Tuesday

Room 1

09:00 - 17:00 (UTC+02)

2 Days

API security for developers

Building secure APIs and microservices is hard, really hard. Not only do you have to make the right architectural security decisions, you also have to be aware of various implementation vulnerabilities to ensure the security of your applications. This workshop provides API developers with the necessary knowledge to assess and improve the security of their APIs.

Security

In this workshop, you will discover best practices for building secure APIs. We investigate various techniques to implement authentication and authorization, along with their trade-offs and pitfalls. We dive deep into handling JSON Web Tokens, but also discuss the relevance of browser security features such as Cross-Origin Resource Sharing. Additionally, we discuss current best practices for securing an API with OAuth 2.0.
This course offers practical and immediately applicable security advice for architects and developers.
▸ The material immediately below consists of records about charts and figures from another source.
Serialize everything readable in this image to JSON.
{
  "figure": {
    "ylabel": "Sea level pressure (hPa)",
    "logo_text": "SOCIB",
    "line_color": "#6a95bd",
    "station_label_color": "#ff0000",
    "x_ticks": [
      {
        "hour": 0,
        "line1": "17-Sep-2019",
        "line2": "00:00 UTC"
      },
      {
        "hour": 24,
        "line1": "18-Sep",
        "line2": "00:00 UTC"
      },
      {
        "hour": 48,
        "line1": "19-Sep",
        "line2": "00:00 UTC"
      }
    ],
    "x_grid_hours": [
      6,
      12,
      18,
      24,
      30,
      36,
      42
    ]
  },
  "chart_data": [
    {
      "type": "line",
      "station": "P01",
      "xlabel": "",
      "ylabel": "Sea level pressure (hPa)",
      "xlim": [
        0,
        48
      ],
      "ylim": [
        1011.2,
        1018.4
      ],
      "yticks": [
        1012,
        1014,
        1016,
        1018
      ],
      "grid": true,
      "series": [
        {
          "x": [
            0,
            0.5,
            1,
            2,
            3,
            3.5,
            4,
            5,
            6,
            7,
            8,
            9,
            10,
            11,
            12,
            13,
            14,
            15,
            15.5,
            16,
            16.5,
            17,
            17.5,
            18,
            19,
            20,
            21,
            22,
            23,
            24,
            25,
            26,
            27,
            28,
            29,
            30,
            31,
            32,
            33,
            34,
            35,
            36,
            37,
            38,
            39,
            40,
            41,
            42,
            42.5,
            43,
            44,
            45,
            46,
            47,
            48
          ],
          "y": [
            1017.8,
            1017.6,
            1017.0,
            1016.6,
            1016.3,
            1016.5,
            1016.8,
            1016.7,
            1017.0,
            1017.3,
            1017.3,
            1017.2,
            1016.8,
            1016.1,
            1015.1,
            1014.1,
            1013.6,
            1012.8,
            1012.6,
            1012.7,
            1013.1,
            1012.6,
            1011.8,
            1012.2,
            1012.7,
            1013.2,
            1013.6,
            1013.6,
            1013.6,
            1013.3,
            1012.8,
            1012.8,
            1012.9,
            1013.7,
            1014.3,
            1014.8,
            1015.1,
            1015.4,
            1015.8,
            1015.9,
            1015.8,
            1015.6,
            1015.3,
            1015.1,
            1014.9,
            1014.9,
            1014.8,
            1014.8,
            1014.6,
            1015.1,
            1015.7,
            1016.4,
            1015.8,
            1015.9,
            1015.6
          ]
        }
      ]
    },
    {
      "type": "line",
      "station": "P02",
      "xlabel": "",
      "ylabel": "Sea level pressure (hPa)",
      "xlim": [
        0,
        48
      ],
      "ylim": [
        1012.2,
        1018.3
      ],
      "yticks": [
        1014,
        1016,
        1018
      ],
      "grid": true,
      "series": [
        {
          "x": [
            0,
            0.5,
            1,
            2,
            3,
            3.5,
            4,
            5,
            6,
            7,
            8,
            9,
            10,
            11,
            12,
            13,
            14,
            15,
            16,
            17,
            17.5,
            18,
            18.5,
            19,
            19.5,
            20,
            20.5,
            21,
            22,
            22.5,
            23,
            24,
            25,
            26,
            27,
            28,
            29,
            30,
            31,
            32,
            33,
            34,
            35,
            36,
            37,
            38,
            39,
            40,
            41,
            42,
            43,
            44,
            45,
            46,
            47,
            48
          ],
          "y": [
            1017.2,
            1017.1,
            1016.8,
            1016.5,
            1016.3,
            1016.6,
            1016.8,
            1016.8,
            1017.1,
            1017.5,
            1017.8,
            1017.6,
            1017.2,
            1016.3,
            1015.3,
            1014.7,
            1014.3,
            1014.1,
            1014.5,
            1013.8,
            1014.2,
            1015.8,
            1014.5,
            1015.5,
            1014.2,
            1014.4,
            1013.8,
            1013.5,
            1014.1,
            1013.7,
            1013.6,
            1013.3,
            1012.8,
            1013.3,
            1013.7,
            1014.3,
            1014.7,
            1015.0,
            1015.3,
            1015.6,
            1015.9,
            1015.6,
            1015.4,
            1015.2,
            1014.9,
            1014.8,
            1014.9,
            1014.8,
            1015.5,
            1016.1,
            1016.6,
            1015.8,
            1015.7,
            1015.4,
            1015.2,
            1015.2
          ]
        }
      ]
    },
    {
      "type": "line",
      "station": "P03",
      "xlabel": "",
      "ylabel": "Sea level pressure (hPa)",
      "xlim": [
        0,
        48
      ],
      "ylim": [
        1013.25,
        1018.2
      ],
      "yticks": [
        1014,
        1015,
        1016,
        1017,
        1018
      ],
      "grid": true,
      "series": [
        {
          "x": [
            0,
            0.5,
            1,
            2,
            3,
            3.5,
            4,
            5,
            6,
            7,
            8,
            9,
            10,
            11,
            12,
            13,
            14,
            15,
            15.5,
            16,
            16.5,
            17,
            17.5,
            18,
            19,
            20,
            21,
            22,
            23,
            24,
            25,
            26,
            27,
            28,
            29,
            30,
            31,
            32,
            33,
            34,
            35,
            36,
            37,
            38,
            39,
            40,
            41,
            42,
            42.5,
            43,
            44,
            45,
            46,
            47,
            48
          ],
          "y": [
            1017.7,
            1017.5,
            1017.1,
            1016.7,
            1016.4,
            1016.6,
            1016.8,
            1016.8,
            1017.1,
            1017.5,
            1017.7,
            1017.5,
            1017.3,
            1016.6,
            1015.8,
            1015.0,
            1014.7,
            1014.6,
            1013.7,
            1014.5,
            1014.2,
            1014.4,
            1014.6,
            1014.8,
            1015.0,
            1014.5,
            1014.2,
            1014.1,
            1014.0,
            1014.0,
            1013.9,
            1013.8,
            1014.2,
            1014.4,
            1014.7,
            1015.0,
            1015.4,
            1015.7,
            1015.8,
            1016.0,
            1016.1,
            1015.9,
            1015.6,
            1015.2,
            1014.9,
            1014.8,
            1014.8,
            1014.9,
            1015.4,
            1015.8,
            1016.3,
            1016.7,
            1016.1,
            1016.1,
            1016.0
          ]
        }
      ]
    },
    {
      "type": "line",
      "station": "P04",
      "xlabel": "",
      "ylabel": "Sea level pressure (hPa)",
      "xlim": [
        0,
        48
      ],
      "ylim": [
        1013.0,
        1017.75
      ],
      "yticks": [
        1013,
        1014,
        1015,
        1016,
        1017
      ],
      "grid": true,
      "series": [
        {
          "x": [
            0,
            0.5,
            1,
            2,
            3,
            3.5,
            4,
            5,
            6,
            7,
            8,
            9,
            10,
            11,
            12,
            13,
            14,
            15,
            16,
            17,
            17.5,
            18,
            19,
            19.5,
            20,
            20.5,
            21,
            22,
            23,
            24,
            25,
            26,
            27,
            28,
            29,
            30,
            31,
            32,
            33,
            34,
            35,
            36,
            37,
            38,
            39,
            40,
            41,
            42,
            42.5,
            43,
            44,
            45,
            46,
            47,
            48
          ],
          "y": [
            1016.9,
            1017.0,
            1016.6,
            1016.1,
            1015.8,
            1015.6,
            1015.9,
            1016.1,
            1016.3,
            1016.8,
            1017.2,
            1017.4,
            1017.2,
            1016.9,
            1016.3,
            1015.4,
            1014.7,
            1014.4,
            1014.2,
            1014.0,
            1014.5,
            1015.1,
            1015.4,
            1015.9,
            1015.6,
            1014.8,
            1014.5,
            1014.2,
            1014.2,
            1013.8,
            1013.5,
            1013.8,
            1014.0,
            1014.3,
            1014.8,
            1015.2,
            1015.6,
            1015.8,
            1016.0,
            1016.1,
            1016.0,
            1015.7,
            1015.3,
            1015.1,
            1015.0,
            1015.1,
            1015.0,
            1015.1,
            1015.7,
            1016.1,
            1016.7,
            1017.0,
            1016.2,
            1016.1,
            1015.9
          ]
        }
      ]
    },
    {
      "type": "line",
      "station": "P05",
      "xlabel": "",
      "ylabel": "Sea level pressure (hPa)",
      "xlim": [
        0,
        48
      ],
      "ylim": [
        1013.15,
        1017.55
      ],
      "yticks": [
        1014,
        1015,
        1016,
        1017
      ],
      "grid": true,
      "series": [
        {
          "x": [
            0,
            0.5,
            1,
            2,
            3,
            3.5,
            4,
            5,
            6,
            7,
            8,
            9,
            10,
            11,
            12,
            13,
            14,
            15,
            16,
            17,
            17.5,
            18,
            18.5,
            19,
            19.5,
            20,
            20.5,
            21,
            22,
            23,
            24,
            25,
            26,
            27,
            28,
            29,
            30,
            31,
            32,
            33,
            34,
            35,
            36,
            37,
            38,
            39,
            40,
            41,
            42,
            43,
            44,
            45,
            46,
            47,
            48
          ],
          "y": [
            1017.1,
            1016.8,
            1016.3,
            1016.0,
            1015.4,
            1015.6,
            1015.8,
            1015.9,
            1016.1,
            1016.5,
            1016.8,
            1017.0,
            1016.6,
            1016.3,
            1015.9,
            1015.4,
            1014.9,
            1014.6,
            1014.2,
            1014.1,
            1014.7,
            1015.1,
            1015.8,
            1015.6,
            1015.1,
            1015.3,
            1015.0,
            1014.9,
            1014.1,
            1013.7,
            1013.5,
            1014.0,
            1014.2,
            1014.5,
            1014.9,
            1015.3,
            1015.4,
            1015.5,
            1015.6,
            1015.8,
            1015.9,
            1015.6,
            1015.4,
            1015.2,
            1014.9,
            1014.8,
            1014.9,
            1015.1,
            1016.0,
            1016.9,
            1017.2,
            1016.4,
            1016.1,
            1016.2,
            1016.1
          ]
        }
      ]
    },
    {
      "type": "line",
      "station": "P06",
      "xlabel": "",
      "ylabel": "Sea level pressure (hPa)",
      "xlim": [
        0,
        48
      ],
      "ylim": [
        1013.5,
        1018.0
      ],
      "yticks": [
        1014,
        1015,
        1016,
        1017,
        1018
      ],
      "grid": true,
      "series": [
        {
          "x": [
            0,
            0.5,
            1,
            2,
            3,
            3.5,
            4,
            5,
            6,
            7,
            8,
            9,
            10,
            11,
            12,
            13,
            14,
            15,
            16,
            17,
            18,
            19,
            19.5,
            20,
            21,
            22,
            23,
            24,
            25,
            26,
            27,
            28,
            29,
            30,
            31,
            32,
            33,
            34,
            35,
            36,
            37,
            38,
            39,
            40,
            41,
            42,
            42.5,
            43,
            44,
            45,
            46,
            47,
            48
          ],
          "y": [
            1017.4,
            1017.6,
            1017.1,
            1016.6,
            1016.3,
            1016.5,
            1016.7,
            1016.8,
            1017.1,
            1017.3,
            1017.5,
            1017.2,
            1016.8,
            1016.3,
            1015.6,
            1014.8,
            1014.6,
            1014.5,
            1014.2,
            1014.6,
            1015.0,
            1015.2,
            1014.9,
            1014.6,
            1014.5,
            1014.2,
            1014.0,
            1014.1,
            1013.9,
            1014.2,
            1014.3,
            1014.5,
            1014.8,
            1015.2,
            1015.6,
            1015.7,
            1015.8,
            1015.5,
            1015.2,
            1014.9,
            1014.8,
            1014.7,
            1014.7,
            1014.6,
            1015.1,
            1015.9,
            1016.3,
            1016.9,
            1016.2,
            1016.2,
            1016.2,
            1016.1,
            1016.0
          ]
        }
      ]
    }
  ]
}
Throughout the course, Philippe is available to answer any questions, including concrete scenarios applying to your own applications.
Concretely, we will cover the following topics:

  • The security model of APIs
  • Modern security header configurations for APIs
  • API authentication techniques
  • Common API authorization failures
  • API authorization best practices
  • The nonsense of "cookies vs tokens"
  • Understanding Cross-Origin Resource Sharing (CORS)
  • JWT security pitfalls and best practices
  • Token management challenges
  • The role of OAuth 2.0 in API security
  • Making authorization decisions with access tokens
  • Effectively using scopes and permissions


This workshop consists of a mixture of lectures, demos, interactive quizzes, and hands-on labs. The lectures provide in-depth knowledge of attacks and defenses. The hands-on labs are conducted in a custom-built competitive training environment, allowing participants to gain hands-on experience with offensive and defensive technologies.


Who should attend?

This security training specifically targets API developers. Anyone involved in building API-based systems or managing development teams should be here. This training course is not just any training course. It is packed with in-depth and up-to-date content. We do not merely brush over a threat and defense but focus on the underlying cause and consequences. Why do we have this problem? Which mitigations are often used? Why are some ineffective? Which one is the current best practice? These are the questions that will be answered throughout the training.


Prerequisites

To participate in this training, you should have development experience with APIs. Familiarity with the basics of security is helpful, but not required. The training will use examples from the Spring Boot and NodeJS ecosystems, but also applies to other environments.


Computer Setup

To participate in the lab sessions, participants need an internet-accessible laptop with a modern browser installed (E.g., Chrome, Firefox).

Philippe De Ryck

Philippe De Ryck helps developers protect companies through better web security. As the founder of Pragmatic Web Security, he travels the world to train developers on web security and security engineering. His Ph.D. in web security from KU Leuven lies at the basis of his exceptional knowledge of the security landscape. Google recognizes Philippe as a Google Developer Expert for his work on security in Angular applications.